This project examined how energy efficient Ireland’s homes are using data published by Ireland’s Central Statistics Office (CSO) from 2009 to 2019. The data as presented in the article allowed readers to understand how efficient houses are both on a national and local level by utilising the data collected on homes which have had energy assessments carried out. The data also documented the dominant type of heating used in each county.
With climate change to the forefront of many people’s minds, this story provided an insight both into the energy efficiency of Ireland’s homes and also showed how reliant the country is on using fossil fuels to heat them. Analysing the data showed that just one in 20 homes has the top energy rating of A, the majority of these in Dublin, the capital. The county with the lowest number of A rated homes was in Leitrim, the least populated part of the country, which along with Roscommon, also had the highest proportion of G rated homes (the least energy efficient rating) in the country. While analysing the data showed discrepancies in the energy efficiencies between different counties, it also showed the differences in energy ratings within each of the Dublin postcodes showing that older, more “established” areas (ie Dublin 4), had less A rated houses than “newer areas”, further away from the city, such as Dublin 13 which had the highest number of A rated houses in Dublin.
The primary tool I used for this project was Google Spreadsheets. I downloaded the information from the CSO website and carried out all cleaning and analysis using this programme. The cleaning primarily involved grouping different ratings together to provide an easy to understand picture of each rating (ie merging together A1 and A2 ratings to give an overall A rating for each county). This was done in line with the SEAI’s own categorisation of ratings (ie A, B, C). I then ran simple analysis by filtering the various columns to ascertain the counties with the highest – lowest energy ratings etc. I also ran calculations to ascertain the number of houses and apartments BERs had been carried out in so I could inform the reader ie, “One-fifth of all assessments have been carried out in apartments, with the rest being houses”. I also used Google Spreadsheets when analysing the main space heating fuel used in each home and again used the filter option to ascertain if there were any fuels that were more dominant in some counties than others (ie the reliance on solid fuel in Offaly). Datawrapper was then used to create the graphs.
What was the hardest part of this project?

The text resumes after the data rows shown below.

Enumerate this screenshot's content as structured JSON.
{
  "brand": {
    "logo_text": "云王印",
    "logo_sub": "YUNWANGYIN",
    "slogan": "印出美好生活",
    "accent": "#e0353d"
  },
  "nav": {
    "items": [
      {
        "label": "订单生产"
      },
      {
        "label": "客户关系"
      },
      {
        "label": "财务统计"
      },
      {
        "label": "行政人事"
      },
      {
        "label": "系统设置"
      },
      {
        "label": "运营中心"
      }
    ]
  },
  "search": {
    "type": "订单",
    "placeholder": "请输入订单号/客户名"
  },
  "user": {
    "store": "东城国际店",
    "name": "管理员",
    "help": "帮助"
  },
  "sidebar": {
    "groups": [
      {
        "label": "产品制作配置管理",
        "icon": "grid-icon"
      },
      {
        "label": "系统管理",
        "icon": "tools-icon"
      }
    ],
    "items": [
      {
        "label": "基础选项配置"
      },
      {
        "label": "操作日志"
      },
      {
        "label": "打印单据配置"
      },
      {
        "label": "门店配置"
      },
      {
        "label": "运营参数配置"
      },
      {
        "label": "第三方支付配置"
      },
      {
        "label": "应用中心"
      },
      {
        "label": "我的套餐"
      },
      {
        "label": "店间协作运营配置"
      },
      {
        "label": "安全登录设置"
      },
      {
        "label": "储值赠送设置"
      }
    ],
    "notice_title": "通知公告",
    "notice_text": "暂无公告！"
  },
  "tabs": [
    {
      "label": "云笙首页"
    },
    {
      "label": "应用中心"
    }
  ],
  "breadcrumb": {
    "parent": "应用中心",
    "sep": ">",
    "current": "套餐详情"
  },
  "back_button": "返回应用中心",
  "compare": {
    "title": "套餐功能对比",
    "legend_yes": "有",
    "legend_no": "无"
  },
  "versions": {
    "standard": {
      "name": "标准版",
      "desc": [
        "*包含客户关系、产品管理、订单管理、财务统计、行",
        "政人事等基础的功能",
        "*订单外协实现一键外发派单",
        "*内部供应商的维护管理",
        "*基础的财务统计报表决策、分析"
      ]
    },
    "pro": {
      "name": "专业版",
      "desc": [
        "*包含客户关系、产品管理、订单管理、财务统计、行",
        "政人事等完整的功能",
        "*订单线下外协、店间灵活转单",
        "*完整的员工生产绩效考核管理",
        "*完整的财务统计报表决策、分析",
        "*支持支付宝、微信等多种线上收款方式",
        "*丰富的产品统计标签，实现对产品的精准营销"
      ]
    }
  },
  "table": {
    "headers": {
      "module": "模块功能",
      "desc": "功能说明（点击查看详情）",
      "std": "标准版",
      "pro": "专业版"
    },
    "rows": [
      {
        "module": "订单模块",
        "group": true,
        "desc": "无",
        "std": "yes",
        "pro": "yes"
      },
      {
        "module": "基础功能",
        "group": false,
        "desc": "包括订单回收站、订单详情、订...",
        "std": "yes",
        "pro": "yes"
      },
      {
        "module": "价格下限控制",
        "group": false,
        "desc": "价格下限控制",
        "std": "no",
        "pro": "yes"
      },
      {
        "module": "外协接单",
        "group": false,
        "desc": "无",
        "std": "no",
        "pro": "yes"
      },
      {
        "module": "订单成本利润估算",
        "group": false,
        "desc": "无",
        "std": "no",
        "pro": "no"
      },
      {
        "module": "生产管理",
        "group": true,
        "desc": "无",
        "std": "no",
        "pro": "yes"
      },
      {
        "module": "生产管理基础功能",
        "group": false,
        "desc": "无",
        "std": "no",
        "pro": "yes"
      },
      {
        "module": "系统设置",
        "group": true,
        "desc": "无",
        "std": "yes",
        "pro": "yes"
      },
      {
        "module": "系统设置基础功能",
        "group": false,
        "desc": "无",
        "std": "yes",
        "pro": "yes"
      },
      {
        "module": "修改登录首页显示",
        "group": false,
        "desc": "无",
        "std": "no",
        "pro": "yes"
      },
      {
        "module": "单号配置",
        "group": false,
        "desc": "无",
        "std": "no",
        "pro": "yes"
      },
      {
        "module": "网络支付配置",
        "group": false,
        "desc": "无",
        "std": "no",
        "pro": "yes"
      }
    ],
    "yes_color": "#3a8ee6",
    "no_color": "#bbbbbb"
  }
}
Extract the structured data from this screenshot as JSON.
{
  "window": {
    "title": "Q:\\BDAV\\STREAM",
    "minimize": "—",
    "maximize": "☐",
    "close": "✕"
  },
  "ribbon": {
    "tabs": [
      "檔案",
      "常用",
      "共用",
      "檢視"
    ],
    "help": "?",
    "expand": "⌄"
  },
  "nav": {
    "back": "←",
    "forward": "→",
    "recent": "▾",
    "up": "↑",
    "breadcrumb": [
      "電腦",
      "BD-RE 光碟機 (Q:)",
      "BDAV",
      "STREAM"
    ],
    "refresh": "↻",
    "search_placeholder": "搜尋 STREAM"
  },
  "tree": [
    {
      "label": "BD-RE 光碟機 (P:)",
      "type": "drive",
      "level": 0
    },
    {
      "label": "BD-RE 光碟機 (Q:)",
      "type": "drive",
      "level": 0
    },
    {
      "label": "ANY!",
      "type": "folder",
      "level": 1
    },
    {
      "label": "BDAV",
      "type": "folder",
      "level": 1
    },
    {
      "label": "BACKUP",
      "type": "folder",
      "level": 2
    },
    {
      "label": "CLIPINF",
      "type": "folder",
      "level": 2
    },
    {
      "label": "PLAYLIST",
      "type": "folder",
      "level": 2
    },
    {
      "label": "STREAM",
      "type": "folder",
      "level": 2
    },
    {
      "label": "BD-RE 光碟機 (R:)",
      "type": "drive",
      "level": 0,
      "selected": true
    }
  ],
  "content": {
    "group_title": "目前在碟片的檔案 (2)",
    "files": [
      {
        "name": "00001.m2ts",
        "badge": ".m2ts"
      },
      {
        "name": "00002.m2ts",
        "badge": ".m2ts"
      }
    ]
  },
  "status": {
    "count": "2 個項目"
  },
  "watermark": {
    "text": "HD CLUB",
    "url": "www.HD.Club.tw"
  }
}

There has been much talk in Ireland, as in most countries, about climate change and the steps needed to reduce our carbon footprint. I believe this article should be considered as retrofitting of homes and making them more energy efficient is one of the issues that comes up often in the context of fighting climate change and as such I felt it necessary to examine how efficient, or indeed inefficient, our homes really are and provide some context through data around the issue. I believe the article does just that; gives an insight into the true energy efficiency of our homes on a national scale and also provides insight into our reliance on fossil fuels (particularly gas and oil) to heat our homes. I believe this project adds to the important conversation around climate change and analysing and presenting the data as per the article gives people a greater understanding of not just the scale of retrofitting that may be required to reduce our home’s energy consumption and therefore carbon footprint, but also how their home, particularly for those with a low rated home, is having some impact on emissions. The most difficult part of the project was the condsieration given to how to present it in an easy way for the reader. While maps were considered and tested, presenting the graphs in the format found in the article was found to be the easiest way for the viewer to get to grips with the data.
What can others learn from this project?
From this project other journalists could learn the value of looking past the press releases issued by bodies such as the Central Statistics Office and examining the vast amount of data that informs them to see what other stories can be gleaned from the data.